How To Make An Oboe

I usually introduce this one just by telling students that we are going to make a craft project. We spend about 5 minutes snipping at soda straws, and then I show them how you can make them squeal by blowing into them, and the students have a blast. At the end, we discuss how oboes and saxophones work in the same way as their soda straws. What they made was essentially a soda-straw oboe.

To make a soda-straw oboe, you simply cut a pair of reeds into one end: flatten one end and crease the sides as best you can, then snip away the corners, making two pointy triangular flaps, like this:

A Soda Straw Oboe

A Soda Straw Oboe

The exact size and shape of the flaps isn’t critical, but they should be reasonably symmetric and not too short. Also, I have found different performance with different brands of soda straw. The plastic in some is a little firmer and harder to crease, and those straws don’t work quite as well.

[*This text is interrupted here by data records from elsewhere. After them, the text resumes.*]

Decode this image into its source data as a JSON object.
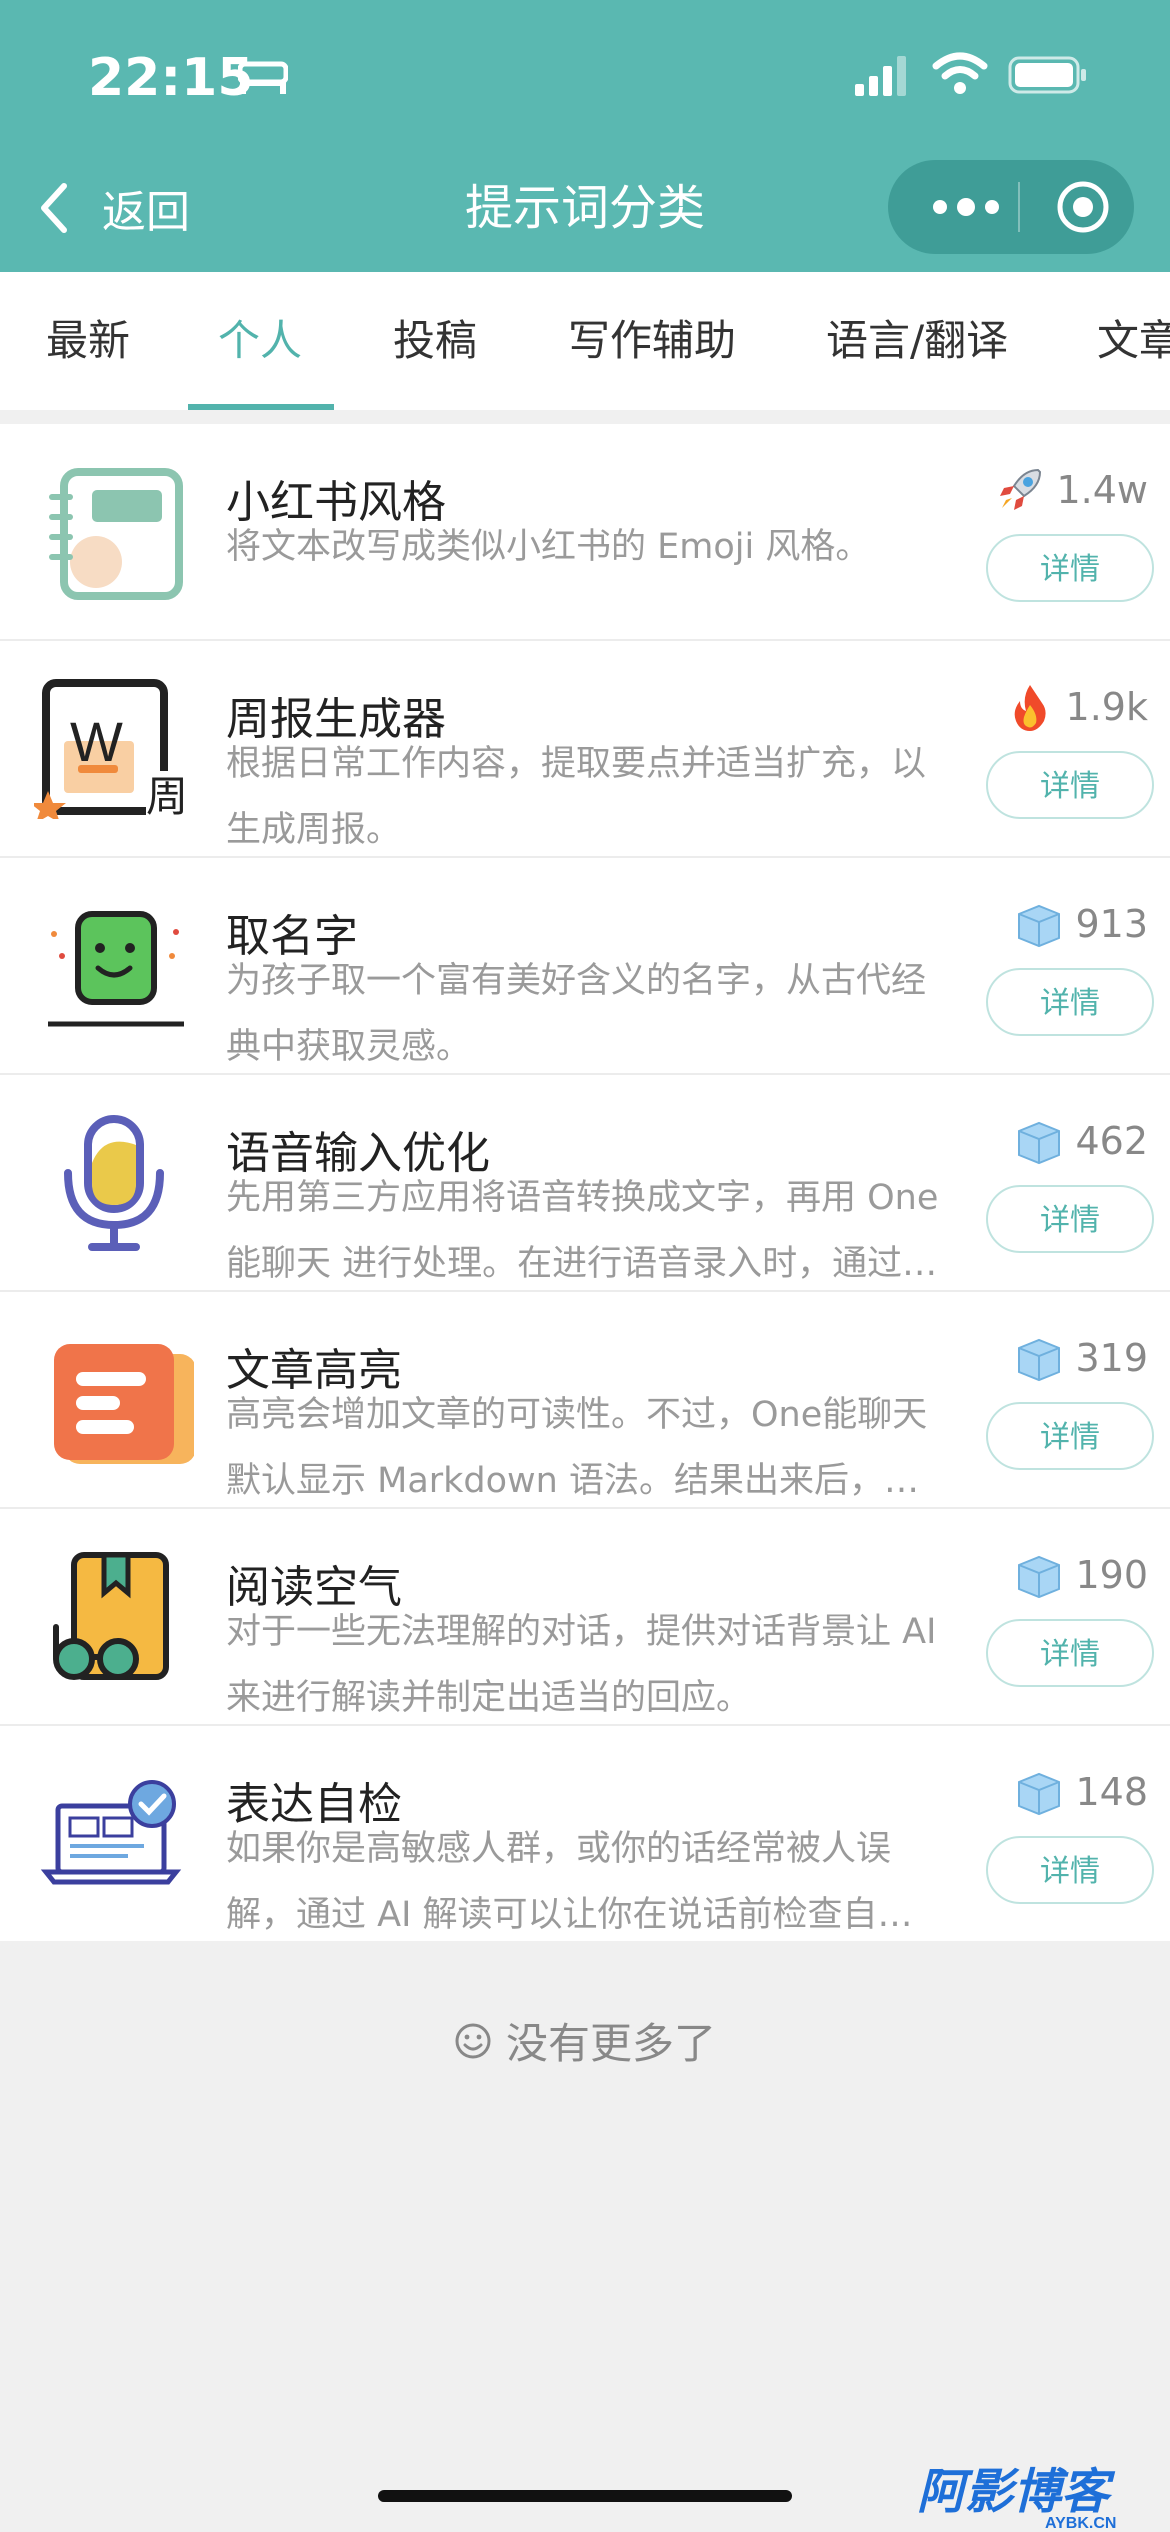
{
  "status_bar": {
    "time": "22:15"
  },
  "nav": {
    "back_label": "返回",
    "title": "提示词分类"
  },
  "tabs": [
    {
      "label": "最新",
      "active": false
    },
    {
      "label": "个人",
      "active": true
    },
    {
      "label": "投稿",
      "active": false
    },
    {
      "label": "写作辅助",
      "active": false
    },
    {
      "label": "语言/翻译",
      "active": false
    },
    {
      "label": "文章",
      "active": false
    }
  ],
  "items": [
    {
      "title": "小红书风格",
      "desc": "将文本改写成类似小红书的 Emoji 风格。",
      "stat_icon": "rocket-icon",
      "count": "1.4w",
      "button": "详情"
    },
    {
      "title": "周报生成器",
      "desc": "根据日常工作内容，提取要点并适当扩充，以生成周报。",
      "stat_icon": "fire-icon",
      "count": "1.9k",
      "button": "详情"
    },
    {
      "title": "取名字",
      "desc": "为孩子取一个富有美好含义的名字，从古代经典中获取灵感。",
      "stat_icon": "ice-cube-icon",
      "count": "913",
      "button": "详情"
    },
    {
      "title": "语音输入优化",
      "desc": "先用第三方应用将语音转换成文字，再用 One能聊天 进行处理。在进行语音录入时，通过…",
      "stat_icon": "ice-cube-icon",
      "count": "462",
      "button": "详情"
    },
    {
      "title": "文章高亮",
      "desc": "高亮会增加文章的可读性。不过，One能聊天默认显示 Markdown 语法。结果出来后，…",
      "stat_icon": "ice-cube-icon",
      "count": "319",
      "button": "详情"
    },
    {
      "title": "阅读空气",
      "desc": "对于一些无法理解的对话，提供对话背景让 AI 来进行解读并制定出适当的回应。",
      "stat_icon": "ice-cube-icon",
      "count": "190",
      "button": "详情"
    },
    {
      "title": "表达自检",
      "desc": "如果你是高敏感人群，或你的话经常被人误解，通过 AI 解读可以让你在说话前检查自…",
      "stat_icon": "ice-cube-icon",
      "count": "148",
      "button": "详情"
    }
  ],
  "footer": {
    "no_more": "没有更多了"
  },
  "watermark": {
    "text": "阿影博客",
    "subtext": "AYBK.CN"
  },
  "colors": {
    "accent": "#52b3ac",
    "header": "#5ab8b1"
  }
}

To play the oboe, you place the reeds inside your mouth and pretend you are biting down on the base of a duck’s bill. With your teeth or your lips, press the bases of the two flaps close together, and then blow as hard as you can. Depending on the flexibility of the plastic, and on how you shape your mouth, you may be able to produce a variety of squawks and squeals.

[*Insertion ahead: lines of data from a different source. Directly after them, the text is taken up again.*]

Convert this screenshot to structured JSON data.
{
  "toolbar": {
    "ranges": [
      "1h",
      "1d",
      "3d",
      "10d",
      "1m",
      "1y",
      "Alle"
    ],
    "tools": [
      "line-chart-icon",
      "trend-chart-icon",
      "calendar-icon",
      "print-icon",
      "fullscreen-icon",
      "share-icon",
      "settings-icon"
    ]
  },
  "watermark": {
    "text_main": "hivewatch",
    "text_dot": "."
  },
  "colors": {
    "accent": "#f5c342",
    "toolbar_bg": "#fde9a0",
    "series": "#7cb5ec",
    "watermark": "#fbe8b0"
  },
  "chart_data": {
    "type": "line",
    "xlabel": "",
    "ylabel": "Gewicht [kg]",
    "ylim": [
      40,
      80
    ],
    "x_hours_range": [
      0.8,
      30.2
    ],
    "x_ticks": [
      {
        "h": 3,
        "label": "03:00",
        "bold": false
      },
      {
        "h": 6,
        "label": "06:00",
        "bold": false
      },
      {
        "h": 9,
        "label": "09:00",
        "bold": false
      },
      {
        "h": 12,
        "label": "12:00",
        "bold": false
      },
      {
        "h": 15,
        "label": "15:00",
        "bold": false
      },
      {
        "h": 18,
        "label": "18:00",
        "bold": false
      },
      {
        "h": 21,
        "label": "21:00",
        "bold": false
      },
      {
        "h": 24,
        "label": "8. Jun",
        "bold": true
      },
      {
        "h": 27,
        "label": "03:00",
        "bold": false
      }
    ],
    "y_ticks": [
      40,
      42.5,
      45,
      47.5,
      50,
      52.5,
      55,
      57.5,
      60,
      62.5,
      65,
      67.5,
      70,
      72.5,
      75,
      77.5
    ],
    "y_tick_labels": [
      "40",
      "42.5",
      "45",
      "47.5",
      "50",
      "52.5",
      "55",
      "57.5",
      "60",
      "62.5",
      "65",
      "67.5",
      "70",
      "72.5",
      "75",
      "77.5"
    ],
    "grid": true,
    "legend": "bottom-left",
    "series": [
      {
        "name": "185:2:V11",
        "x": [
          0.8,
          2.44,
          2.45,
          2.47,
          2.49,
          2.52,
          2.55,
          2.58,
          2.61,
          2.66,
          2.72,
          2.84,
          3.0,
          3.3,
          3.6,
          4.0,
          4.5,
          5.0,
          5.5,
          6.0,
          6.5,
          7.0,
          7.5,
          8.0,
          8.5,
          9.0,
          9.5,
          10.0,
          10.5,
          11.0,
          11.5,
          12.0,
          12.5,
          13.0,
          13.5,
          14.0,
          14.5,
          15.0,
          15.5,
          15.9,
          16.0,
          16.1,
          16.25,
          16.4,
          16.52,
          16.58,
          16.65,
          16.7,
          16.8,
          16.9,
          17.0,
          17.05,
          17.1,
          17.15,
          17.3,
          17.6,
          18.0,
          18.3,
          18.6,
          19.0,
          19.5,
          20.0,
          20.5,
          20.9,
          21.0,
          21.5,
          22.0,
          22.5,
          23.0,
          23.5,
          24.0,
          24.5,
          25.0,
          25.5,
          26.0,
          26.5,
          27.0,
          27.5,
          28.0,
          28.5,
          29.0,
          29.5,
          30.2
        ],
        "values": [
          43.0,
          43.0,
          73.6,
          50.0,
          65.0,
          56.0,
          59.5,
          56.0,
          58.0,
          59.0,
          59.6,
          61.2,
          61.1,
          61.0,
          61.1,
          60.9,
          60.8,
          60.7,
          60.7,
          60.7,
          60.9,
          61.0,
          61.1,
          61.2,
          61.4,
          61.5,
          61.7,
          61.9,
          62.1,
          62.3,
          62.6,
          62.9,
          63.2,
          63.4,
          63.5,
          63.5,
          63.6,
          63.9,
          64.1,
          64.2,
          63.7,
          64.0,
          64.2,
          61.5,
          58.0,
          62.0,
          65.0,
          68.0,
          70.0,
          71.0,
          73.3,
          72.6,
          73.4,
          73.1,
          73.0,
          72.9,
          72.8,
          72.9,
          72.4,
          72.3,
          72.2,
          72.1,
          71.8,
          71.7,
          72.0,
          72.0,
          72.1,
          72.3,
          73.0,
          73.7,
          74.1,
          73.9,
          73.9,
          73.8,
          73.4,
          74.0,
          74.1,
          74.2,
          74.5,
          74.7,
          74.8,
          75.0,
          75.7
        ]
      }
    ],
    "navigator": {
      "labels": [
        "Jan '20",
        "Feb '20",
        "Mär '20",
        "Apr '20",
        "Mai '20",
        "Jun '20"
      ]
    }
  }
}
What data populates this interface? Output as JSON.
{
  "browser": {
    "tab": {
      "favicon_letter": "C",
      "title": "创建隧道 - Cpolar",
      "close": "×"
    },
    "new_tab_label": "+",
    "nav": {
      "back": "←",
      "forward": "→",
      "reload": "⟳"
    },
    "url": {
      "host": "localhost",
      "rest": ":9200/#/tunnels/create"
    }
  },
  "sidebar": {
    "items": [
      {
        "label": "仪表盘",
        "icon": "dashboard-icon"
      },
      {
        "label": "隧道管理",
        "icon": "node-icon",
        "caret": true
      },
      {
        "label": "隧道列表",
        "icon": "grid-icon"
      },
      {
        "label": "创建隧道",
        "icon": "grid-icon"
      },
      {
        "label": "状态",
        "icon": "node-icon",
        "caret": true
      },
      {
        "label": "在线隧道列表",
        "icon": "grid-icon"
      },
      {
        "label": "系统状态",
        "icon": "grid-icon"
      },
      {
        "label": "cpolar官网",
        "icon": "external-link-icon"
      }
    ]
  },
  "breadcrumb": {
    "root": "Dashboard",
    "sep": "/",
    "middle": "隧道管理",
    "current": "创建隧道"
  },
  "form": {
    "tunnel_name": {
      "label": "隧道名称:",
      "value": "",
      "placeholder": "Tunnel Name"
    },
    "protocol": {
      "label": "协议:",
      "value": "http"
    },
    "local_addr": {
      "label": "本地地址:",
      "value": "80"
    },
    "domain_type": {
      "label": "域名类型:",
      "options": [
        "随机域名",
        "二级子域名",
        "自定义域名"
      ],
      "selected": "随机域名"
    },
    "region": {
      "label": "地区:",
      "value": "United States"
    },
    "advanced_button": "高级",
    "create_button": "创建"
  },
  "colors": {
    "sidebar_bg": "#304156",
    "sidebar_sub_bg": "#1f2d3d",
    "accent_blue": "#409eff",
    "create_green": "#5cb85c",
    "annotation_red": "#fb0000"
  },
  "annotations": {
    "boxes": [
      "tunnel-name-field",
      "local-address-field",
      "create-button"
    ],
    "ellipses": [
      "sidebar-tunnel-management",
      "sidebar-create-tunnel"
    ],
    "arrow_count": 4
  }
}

In my experience, the novelty of noise-makers wears off pretty soon unless you can actually play different notes. How can we make our straw oboes play different notes? I have tried fitting a second, ever-so-slightly larger straw over the first, and making a “slide-oboe”, but the two straws have to be very close-fitting or it doesn’t work. I (and my students) have also tried snipping holes into the sides of the straw. We can’t play recognizable melodies, be we can at least make different notes come out by uncovering one or the other of the holes. (It is only the closest opening to the mouthpiece that matters, so it doesn’t do much good to leave them all uncovered and cover them up one at a time.)